The Rules
I turned down a system last month. It needed a user to be permanently logged on at the server console, which implies a password shared among the support team. The chances of that being tough and regularly changed are nil, so my vote was no.
We'll see if I can make that stick! But I'm content, because I've only applied a published policy. Project people think that security imposes strange and unnatural demands on system design, and I suppose it's true that the demands puzzle people. But they're not unnatural and they're not arbitrary -- just misunderstood. So as my contribution to public education, taken from the handout I send to project managers, support people and anyone I can find, here are the rules. They way I present them is a checklist -- tick every box and you're on the right track.

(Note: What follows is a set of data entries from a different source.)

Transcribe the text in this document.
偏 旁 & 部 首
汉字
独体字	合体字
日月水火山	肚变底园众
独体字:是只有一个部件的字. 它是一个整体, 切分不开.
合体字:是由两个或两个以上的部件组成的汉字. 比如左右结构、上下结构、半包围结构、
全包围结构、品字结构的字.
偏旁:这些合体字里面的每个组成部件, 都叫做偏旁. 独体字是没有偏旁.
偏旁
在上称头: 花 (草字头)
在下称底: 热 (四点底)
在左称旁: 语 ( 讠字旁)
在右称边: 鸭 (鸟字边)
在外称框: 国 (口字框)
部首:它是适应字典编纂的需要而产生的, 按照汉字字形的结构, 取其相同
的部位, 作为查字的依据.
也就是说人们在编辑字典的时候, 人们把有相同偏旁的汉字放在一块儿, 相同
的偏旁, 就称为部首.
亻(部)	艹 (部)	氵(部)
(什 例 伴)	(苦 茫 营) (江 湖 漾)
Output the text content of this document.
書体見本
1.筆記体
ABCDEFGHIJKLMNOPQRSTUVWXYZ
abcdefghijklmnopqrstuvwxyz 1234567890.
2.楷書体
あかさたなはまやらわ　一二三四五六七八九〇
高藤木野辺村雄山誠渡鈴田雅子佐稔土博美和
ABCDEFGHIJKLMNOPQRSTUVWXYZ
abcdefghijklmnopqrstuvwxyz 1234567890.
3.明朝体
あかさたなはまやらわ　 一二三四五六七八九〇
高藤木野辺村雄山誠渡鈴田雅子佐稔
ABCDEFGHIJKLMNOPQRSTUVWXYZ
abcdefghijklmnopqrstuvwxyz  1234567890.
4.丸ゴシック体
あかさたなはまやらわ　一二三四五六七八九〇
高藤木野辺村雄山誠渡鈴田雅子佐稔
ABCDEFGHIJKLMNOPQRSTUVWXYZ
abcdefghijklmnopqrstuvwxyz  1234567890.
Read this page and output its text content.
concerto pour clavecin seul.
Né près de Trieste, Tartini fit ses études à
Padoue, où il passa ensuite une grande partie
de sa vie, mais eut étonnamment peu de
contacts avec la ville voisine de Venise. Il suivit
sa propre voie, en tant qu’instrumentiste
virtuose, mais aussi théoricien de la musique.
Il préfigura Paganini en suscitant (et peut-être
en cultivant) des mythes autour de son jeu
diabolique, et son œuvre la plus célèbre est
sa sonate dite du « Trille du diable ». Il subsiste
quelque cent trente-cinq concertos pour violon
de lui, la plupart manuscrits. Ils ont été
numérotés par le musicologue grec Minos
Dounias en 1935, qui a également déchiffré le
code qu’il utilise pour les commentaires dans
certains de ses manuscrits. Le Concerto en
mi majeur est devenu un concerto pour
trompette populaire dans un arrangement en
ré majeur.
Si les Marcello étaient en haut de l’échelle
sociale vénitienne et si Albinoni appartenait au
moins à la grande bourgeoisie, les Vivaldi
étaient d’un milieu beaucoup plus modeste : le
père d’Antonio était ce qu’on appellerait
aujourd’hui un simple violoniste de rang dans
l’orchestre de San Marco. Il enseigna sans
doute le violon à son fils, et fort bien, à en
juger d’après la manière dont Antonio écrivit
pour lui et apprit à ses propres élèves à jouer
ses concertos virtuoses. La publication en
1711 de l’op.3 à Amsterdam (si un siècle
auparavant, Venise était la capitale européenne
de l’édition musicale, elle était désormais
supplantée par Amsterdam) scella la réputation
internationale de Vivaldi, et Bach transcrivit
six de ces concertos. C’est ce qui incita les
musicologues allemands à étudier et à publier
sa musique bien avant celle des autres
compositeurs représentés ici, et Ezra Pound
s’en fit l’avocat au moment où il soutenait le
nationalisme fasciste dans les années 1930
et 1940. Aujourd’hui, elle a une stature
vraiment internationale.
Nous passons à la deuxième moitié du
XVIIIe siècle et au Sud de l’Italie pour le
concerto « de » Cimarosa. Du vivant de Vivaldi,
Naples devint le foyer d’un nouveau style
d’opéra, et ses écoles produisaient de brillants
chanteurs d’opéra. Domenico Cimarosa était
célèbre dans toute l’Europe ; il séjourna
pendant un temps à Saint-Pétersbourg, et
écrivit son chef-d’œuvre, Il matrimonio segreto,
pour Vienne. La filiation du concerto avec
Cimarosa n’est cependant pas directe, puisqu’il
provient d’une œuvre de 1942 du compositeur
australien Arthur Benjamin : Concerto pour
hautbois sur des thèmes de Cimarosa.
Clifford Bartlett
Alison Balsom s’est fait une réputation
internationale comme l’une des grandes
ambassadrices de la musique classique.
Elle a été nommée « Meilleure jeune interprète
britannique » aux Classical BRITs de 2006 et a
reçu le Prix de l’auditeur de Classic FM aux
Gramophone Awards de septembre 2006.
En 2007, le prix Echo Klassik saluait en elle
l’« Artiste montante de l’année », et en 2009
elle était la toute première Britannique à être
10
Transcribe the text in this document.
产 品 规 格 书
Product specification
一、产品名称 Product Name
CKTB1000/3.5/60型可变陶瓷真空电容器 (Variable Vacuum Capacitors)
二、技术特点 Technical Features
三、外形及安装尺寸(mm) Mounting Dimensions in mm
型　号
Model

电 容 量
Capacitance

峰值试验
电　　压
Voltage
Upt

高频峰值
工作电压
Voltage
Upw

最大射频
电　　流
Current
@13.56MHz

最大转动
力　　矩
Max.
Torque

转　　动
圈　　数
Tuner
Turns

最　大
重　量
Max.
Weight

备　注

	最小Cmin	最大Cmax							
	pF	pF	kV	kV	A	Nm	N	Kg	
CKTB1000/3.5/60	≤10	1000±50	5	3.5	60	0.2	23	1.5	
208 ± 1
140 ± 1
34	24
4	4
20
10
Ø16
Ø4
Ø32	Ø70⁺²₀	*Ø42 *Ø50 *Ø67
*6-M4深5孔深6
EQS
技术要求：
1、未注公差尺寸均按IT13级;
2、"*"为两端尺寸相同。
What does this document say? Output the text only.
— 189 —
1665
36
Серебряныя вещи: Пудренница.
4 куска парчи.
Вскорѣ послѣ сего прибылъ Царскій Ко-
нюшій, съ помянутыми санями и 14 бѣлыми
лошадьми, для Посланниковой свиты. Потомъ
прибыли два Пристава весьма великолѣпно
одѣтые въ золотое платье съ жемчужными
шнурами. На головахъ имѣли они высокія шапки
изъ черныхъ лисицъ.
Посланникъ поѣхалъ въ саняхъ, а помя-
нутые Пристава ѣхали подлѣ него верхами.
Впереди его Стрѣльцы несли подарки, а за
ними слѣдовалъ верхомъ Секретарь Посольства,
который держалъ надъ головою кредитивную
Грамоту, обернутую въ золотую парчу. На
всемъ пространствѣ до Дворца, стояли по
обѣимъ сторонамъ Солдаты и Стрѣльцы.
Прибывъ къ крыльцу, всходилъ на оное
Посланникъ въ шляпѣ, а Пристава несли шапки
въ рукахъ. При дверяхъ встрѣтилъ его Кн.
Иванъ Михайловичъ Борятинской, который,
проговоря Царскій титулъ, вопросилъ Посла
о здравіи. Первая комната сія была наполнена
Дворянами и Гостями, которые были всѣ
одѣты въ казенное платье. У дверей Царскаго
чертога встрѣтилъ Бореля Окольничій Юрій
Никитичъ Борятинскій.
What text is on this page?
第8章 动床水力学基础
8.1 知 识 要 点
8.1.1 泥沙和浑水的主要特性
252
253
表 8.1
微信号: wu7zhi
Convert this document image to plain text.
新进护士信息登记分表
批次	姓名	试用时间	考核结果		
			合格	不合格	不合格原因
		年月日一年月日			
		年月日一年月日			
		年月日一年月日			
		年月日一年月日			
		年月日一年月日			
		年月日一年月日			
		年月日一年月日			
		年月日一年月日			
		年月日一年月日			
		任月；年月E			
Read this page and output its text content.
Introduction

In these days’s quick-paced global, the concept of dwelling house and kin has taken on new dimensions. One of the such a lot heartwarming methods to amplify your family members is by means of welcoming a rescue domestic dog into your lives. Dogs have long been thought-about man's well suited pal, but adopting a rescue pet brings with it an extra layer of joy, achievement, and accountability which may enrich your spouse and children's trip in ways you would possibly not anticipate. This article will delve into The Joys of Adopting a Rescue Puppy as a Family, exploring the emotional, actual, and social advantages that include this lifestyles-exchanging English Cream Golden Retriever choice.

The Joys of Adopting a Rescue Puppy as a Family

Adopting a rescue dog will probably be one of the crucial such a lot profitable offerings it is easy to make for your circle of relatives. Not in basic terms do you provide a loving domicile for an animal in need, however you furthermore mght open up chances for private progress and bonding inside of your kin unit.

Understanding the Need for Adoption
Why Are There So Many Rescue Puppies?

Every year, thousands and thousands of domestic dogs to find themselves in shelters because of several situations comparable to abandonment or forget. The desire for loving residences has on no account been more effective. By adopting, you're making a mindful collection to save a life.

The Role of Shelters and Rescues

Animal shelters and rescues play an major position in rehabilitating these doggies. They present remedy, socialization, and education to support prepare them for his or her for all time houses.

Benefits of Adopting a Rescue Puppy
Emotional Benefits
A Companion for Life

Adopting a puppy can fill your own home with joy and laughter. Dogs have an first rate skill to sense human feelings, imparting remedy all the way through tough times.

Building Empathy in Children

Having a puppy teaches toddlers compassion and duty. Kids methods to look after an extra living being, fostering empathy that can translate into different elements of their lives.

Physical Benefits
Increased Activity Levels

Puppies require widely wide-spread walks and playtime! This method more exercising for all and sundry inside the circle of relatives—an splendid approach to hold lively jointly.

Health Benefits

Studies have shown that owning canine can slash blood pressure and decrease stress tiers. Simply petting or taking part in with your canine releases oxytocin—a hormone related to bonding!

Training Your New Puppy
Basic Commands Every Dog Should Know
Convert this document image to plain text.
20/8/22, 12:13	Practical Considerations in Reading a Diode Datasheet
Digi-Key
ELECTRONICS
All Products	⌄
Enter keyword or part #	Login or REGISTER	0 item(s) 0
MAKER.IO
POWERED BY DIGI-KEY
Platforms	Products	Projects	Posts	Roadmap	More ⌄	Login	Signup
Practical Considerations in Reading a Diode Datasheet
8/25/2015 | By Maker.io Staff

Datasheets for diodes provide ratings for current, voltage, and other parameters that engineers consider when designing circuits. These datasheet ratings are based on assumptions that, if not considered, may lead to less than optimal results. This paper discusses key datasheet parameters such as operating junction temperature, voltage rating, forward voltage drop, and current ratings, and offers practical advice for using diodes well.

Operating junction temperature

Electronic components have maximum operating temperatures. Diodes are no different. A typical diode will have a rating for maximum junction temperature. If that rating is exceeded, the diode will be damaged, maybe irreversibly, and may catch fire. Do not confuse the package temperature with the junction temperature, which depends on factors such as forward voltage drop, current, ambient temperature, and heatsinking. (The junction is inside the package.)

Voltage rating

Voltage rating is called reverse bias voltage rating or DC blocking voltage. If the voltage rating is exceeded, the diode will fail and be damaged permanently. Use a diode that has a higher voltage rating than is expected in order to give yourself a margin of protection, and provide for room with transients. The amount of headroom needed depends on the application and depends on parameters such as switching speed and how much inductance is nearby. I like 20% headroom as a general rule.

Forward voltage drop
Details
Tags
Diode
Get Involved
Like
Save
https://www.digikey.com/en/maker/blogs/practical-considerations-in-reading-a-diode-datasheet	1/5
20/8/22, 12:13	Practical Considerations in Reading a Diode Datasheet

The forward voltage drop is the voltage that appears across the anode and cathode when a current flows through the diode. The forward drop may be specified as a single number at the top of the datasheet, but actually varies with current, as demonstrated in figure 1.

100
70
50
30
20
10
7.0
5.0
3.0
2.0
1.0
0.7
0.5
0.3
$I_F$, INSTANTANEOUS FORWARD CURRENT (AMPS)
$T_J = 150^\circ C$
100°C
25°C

First we have the Exemption Checklist for changes and small implementations -- Tick every box here and I won't bother you:
- No file, folder, registry or mailbox permissions changed or created.
- System is explicitly permissioned by our standard groups and does not rely on “Everyone”, ”Authenticated Users”, ”All Users”, 0x??7, “Domain Admins” or ”Administrator” permissions to work.
- No Windows local or global or Unix security groups are created, deleted or changed in meaning.
- No impersonal domain user accounts (service accounts), or any local or Unix or special device user or admin accounts are a) created, b) get new group memberships or c) are admins.
- All human users and administrators use their regular personal Insight workstation or app/admin/Unix accounts, and there are no shared accounts, and no non-Insight users.
- No changes to external data transfers, network security configs (firewalls/acls) or external accessibility.
For larger changes, I need to hear about it earlier. Here's the standard advice for project managers contemplating a new system. Again, if you can't check every box, we need to talk:
First, how about Unattended Processing (UP)? That's any processing other than discontinuous console session on a user or administrator workstation.
- All UP is on a server platform?
(Servers are physically inaccessible. Console access is only granted to IT support users.) - All UP runs as a service or scheduled task?
(Not on the console or in a terminal session.) - All UP runs without administrative privilege?
(Not as Domain admin member, nor as server local Administrators member, nor built-in administrator including Local System) - All UP runs without a profile?
(No requirement for logons using service a/c.) - All UP credentials stored in Windows SC password store?
- All work done with personal accounts?
(No shared users) - Users and administrators authenticate using Windows workstation domain logons?
- Users and administrators authorised by membership of domain global groups?
- No user or admin credentials stored?
EG in scripts or config files. (DPAPI and SC list storage is permitted.)
- Admin privilege can be withheld from business users without impeding function?
(Users are not admins -- we can keep admin functions on the support desk.) - Conformable with our app access model?
(Role/Environment groups allow us to manage permissions through the helpdesk, using standard tools) - All resource access via application-specific group membership?
(Excluding: Domain *, Everyone, Auth users…) - Administrative and security events logged in a supported means?
(syslog, ftp upload, Windows event log, text file) - Will be supported on platforms kept patched up to date?
(No vendor qualification of Windows patches) - Documentation identifies all resource permissions, and sensitive locations
(config files, private keys)? - All Internet/external access via authenticated proxy?
Once every application can check off all these, we will be getting somewhere.